Audrey, pouvez-vous nous dire comment la digitalisation a été intégrée à l’origine de votre start-up, avec quel bénéfice pour votre activité et vos équipes ? Quel impact le digital a-t-il eu au niveau de votre développement marketing ?
Après avoir créé une bonne base clients et l’avoir fidélisée en ligne, nous avons pu aller voir la grande distribution et nous faire une place. Nous sommes revenus à un modèle plus traditionnel avec une diversification vers le retail et la vente grossiste aux entreprises.
Aujourd’hui, le e-commerce ne représente plus que 50% de notre chiffre d’affaires, le retail environ 30-40% et les grossistes 10 à 20%. Nous avons également enrichi notre offre avec des mouchoirs, de l’essuie-tout, des gels nettoyants.
Pour résumer, nous avons fait notre modèle économique à l’inverse, puisque la plupart des entreprises développent d’abord le retail et ensuite le e-commerce.
Une de nos forces c’est le digital ! On a pu utiliser tous les codes du digital pour pénétrer les modèles économiques traditionnels, notamment le retail.
Le digital a été absolument fondamental pour nous, puisque sans le digital nous n’aurions pas lancé notre marque. Nous avons été la première marque française de papiers d’hygiène en ligne avec un système d’abonnement. Notre réussite est aussi due au fait que nous avons innové sur la matière première. Nous utilisons uniquement du papier recyclé produit en France, c’est une innovation très écologique. Aujourd’hui, nous sommes les seuls papiers labellisés Origine France Garantie en recyclé dans la grande distribution.

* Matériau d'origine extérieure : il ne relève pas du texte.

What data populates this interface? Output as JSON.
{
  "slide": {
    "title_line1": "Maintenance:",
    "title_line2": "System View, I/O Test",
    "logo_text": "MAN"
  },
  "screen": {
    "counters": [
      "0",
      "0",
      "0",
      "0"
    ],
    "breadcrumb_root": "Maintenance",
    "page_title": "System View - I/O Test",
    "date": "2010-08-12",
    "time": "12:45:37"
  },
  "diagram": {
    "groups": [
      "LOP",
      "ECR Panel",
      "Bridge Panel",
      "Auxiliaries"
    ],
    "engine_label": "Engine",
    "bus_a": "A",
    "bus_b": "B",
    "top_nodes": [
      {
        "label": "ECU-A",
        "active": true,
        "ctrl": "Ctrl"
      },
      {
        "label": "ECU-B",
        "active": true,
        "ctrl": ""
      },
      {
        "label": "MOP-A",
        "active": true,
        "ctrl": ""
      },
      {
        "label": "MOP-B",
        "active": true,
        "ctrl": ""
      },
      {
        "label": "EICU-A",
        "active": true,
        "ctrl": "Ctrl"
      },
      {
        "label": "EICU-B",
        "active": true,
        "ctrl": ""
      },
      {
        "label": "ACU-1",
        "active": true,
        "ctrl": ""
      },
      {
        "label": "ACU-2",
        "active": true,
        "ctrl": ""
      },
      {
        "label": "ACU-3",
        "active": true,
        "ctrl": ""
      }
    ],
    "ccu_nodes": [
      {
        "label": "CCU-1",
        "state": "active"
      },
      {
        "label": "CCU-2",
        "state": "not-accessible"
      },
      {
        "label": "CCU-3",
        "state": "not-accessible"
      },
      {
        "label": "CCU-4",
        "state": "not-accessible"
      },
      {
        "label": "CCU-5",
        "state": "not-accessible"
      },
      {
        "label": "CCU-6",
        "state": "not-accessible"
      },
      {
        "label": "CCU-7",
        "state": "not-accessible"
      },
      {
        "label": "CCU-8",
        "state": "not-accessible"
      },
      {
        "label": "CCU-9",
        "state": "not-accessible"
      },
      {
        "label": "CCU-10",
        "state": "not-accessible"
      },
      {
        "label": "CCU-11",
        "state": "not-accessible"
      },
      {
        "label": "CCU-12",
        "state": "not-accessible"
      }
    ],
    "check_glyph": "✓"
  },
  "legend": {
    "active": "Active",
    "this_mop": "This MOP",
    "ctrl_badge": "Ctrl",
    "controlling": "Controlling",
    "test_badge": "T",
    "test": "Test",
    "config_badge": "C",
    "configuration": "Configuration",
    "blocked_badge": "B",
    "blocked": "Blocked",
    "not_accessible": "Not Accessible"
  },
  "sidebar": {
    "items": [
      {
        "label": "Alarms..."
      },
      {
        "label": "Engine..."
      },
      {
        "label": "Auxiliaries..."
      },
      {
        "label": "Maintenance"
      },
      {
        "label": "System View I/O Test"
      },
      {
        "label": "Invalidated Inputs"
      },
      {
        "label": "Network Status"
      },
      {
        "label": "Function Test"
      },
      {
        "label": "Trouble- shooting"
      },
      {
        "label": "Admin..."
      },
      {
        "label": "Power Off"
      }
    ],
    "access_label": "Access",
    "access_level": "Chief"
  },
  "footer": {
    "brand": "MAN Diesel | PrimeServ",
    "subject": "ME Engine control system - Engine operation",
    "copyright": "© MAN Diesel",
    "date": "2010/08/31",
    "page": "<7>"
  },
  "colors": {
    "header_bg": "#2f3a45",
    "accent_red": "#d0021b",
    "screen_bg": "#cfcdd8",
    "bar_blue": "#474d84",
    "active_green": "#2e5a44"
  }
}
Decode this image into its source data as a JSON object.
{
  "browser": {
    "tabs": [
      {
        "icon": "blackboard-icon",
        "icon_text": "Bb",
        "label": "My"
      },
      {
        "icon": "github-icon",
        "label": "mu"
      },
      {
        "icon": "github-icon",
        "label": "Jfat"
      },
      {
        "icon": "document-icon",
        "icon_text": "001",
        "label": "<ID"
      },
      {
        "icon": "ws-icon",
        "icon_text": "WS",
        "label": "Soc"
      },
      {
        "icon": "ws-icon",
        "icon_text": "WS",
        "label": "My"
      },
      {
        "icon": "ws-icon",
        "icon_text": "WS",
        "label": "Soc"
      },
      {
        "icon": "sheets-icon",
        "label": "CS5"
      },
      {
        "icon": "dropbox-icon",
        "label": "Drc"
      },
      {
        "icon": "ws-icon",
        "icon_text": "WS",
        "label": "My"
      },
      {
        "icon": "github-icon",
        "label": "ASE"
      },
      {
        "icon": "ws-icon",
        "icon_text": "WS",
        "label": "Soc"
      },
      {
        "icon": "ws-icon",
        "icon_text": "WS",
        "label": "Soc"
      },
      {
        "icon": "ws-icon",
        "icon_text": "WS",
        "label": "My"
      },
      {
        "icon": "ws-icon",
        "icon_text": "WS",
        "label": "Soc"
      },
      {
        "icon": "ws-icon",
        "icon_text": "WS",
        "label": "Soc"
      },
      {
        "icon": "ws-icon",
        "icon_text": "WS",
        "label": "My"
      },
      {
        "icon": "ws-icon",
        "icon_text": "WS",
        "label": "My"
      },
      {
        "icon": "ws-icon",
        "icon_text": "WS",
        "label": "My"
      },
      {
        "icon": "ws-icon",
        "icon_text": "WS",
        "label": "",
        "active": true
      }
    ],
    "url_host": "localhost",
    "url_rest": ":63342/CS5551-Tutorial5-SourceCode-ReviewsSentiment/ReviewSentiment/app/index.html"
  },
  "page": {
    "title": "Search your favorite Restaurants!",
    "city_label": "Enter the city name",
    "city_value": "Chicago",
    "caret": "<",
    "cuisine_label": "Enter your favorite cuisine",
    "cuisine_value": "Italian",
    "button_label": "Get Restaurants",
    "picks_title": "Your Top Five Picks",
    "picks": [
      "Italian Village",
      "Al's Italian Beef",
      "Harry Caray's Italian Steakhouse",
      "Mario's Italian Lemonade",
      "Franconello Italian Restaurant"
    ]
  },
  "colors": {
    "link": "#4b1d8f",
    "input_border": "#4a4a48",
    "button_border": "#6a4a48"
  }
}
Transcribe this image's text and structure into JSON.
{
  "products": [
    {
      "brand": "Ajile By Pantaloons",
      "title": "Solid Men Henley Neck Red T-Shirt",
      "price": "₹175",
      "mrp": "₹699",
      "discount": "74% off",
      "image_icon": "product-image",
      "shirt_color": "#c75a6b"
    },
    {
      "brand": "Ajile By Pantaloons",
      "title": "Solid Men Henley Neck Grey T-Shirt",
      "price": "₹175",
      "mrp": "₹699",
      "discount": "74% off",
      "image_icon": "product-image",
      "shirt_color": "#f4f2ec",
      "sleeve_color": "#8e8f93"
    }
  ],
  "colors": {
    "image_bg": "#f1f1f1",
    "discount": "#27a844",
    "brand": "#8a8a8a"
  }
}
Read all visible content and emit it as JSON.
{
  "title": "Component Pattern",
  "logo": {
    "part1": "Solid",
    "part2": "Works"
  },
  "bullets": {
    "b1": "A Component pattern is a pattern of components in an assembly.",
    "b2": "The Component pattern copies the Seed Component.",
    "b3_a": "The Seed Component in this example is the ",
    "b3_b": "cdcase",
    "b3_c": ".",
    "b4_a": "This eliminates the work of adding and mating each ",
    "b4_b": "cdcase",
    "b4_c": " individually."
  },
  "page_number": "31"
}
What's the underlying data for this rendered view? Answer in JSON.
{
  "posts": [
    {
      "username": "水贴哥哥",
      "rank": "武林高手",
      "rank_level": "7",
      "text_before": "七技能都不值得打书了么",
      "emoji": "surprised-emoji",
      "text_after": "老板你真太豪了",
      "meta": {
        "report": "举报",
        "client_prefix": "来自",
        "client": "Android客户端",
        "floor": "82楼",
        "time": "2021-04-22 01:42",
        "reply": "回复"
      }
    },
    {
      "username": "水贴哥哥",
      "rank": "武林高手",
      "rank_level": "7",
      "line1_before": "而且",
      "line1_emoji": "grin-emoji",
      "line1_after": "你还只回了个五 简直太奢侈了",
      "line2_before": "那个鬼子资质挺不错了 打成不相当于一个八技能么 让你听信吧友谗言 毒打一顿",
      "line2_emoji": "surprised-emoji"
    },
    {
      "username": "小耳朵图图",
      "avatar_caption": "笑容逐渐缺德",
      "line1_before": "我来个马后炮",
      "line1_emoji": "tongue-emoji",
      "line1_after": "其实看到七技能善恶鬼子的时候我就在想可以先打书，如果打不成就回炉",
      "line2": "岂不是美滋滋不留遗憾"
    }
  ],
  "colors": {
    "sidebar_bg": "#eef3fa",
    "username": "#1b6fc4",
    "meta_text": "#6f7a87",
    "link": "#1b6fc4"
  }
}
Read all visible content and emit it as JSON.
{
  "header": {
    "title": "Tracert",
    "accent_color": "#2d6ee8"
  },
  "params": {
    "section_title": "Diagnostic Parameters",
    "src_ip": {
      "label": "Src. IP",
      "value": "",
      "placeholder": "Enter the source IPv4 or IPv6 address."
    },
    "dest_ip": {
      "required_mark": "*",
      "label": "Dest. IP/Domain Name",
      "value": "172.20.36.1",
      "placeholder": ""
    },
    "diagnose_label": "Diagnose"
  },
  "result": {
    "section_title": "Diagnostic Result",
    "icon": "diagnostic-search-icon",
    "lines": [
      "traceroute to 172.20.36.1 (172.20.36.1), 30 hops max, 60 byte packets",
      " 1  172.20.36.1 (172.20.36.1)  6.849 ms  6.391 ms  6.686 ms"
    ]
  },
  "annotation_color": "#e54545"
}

Nous avons aussi fait le choix du tout digital pour nos outils de paie (Payfit), de mutuelle ou encore les tickets restaurant (Swile). Idem au niveau bancaire, en plus de notre banque traditionnelle nous utilisons Qonto. Tout ou presque est dématérialisé.
Enfin pour notre site internet nous utilisons une plateforme clé en main, Shopify, très facile à utiliser. Nous n’avons pas eu besoin de faire appel à un développeur informatique.
Aujourd’hui nous sommes 13 collaborateurs, et si nous continuons à nous développer, ces outils ont vraiment la capacité de suivre.
Comment la digitalisation vous aide-t-elle dans votre développement international ?
Notre stratégie à l’international est pour le moment très opportuniste. Nous sommes présents sur le marché belge et suisse. Nous ne faisons pas de prospection, car nous sommes concentrés sur le marché français, et cela nous prend énormément de temps.
Quel(s) conseil(s) donneriez-vous à des entrepreneurs souhaitant développer leur activité via le digital ?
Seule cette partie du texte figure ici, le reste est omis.